Design and development of surface plasmon resonance imaging microfluidic assays

Abstract

This dissertation focuses on the design and development of SPR-imaging microfluidic assays to quantify nanomolar concentrations of small molecules (cortisol and phenytoin) in saliva for a point-of-care medical diagnostic. Microcontact printing, as a method to immobilize proteins on gold surfaces, was characterized with SPR-imaging, XPS, and XPS-imaging. Computational models of a standard microfluidic flow assay, an indirect immunoassay, and the concentration gradient immunoassay were developed to achieve a deeper understanding of the mass transport of analytes within a microchannel as well as to explore methods to improve the sensitivity of a microfluidic flow assay. The models showed strong qualitative agreement with experimental results. A microfluidic mixer---the herringbone channel---was incorporated in a microfluidic assay. The surface binding profile of a protein was significantly altered with this geometry.
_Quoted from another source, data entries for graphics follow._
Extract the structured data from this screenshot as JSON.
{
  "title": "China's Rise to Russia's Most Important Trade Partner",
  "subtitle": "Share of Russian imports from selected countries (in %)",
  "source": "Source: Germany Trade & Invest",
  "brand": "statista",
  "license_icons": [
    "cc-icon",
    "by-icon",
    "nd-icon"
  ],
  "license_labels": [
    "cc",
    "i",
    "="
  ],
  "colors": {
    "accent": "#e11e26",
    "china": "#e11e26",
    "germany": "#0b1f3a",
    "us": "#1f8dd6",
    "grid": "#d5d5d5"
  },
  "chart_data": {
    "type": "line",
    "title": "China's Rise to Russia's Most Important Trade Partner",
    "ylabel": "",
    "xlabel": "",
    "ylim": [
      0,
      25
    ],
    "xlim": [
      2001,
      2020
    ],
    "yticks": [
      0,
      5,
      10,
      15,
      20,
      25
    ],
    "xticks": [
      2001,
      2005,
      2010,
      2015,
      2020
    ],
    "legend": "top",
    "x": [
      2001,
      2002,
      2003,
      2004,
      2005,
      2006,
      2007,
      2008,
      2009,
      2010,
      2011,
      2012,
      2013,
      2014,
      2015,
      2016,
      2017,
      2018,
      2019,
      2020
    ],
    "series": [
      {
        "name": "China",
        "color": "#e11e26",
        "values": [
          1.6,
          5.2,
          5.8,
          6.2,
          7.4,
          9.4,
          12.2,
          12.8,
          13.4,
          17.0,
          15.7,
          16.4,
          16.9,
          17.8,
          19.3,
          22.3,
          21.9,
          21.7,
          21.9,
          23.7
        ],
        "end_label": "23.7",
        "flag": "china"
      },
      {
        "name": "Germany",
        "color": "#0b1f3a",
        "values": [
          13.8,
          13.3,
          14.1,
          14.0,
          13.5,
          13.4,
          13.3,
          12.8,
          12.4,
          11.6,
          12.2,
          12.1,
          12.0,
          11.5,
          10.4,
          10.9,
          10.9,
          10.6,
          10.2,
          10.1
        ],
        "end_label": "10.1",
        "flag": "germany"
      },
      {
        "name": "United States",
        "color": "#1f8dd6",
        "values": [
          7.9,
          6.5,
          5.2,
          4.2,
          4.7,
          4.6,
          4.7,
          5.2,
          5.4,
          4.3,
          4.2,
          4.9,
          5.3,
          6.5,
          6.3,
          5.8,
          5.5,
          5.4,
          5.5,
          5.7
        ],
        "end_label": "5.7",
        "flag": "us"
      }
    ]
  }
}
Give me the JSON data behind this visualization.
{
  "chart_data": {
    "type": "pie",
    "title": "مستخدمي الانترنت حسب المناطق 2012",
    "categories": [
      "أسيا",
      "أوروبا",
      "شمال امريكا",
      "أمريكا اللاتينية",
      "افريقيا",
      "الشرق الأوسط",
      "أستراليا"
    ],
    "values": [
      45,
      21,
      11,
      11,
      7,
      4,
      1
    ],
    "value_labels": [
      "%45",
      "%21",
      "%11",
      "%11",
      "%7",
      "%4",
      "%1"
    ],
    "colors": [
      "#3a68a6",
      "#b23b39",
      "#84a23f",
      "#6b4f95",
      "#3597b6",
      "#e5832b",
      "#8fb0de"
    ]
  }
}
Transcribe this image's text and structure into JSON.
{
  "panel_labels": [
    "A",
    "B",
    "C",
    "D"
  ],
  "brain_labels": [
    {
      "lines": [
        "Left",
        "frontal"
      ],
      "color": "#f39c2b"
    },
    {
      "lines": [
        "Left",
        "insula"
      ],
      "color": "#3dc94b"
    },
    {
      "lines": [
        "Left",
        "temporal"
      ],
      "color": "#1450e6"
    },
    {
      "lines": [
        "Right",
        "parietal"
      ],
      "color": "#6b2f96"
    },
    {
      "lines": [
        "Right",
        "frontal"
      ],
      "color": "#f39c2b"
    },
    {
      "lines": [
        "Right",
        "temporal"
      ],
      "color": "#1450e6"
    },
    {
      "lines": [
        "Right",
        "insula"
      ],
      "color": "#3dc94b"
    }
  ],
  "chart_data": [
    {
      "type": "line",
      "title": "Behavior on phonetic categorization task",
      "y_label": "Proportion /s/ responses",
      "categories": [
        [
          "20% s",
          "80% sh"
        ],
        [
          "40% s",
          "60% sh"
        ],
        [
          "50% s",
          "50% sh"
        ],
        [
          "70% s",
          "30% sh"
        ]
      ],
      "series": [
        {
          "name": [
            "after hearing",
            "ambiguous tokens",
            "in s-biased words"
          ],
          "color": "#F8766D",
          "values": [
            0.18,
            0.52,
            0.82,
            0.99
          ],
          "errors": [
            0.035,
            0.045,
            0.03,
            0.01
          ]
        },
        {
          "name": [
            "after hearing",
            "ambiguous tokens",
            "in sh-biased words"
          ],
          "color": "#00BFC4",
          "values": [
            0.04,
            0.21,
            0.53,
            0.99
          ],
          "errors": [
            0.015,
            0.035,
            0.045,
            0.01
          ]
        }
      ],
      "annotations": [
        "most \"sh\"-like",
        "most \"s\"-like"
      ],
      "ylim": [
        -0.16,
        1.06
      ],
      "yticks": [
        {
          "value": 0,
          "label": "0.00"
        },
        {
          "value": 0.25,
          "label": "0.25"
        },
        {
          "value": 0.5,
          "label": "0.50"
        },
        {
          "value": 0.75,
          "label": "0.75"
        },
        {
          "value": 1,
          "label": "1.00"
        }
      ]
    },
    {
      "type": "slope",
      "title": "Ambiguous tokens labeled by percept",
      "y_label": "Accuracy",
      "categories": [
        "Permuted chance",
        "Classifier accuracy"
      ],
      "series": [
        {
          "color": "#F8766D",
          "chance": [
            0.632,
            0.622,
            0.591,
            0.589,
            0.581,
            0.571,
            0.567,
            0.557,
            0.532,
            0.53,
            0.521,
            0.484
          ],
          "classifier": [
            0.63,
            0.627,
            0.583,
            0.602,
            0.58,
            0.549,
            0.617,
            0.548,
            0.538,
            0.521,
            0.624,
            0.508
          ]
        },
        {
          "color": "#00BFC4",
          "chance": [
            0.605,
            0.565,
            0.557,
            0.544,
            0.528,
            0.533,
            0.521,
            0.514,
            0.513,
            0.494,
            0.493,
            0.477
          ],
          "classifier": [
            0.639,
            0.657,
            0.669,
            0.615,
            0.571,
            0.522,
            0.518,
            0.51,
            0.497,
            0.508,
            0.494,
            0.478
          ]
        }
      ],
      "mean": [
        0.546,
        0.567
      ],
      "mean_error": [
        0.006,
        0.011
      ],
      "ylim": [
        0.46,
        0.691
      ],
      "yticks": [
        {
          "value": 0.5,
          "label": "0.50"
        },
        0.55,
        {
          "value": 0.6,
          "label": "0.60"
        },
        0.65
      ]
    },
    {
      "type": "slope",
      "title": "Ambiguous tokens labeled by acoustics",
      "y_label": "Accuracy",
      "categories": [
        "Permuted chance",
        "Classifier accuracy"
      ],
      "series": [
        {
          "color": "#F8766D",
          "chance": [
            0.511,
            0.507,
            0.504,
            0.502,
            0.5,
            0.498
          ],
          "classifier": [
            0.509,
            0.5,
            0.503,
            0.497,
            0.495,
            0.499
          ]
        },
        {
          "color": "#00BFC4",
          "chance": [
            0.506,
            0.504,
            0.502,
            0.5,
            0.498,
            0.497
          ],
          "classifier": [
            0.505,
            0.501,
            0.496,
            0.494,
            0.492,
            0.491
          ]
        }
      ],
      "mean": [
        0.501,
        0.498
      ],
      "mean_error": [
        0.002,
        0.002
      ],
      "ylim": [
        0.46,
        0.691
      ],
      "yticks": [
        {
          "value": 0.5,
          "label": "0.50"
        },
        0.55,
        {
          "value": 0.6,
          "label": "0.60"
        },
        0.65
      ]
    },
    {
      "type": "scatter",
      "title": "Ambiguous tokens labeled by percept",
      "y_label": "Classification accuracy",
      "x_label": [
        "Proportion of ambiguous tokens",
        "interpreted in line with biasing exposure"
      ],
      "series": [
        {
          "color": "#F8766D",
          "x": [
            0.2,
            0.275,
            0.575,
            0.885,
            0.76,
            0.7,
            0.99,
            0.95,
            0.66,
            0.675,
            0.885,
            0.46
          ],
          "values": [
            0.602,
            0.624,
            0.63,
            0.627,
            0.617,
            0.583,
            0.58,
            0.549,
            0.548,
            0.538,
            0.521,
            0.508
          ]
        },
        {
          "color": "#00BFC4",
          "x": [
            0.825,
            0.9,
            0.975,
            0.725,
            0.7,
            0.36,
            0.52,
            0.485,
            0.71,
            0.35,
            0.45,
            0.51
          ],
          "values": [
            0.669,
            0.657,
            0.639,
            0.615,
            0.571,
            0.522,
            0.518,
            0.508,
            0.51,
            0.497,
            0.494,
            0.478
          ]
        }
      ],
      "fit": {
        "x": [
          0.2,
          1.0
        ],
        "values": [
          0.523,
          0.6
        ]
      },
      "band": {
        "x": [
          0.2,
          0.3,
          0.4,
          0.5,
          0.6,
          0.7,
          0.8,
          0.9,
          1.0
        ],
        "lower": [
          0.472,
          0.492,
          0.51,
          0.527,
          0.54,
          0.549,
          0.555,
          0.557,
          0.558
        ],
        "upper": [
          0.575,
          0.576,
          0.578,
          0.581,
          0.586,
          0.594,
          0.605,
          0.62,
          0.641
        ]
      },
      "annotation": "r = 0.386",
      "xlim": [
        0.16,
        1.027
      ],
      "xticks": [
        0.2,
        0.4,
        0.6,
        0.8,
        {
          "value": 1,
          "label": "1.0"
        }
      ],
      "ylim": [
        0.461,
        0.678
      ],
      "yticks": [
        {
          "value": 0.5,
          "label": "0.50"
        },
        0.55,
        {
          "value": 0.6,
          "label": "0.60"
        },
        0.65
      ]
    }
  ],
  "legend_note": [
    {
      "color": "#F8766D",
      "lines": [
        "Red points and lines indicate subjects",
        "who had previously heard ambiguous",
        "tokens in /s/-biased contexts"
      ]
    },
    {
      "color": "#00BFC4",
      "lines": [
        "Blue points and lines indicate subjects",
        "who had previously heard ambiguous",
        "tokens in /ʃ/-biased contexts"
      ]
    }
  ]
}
The surface binding profile was confirmed with SPR-imaging experiments. The model did not indicate an increase in the rate of binding of the protein to the surface of the herringbone microchannel when compared to a straight microchannel. Experimentally, at distances further downstream than that explored by the computational model, there was a modest increase in the rate of binding of the protein to the surface, suggesting that the herringbone geometry requires longer distances to significantly increase the rate of binding of a protein to a surface.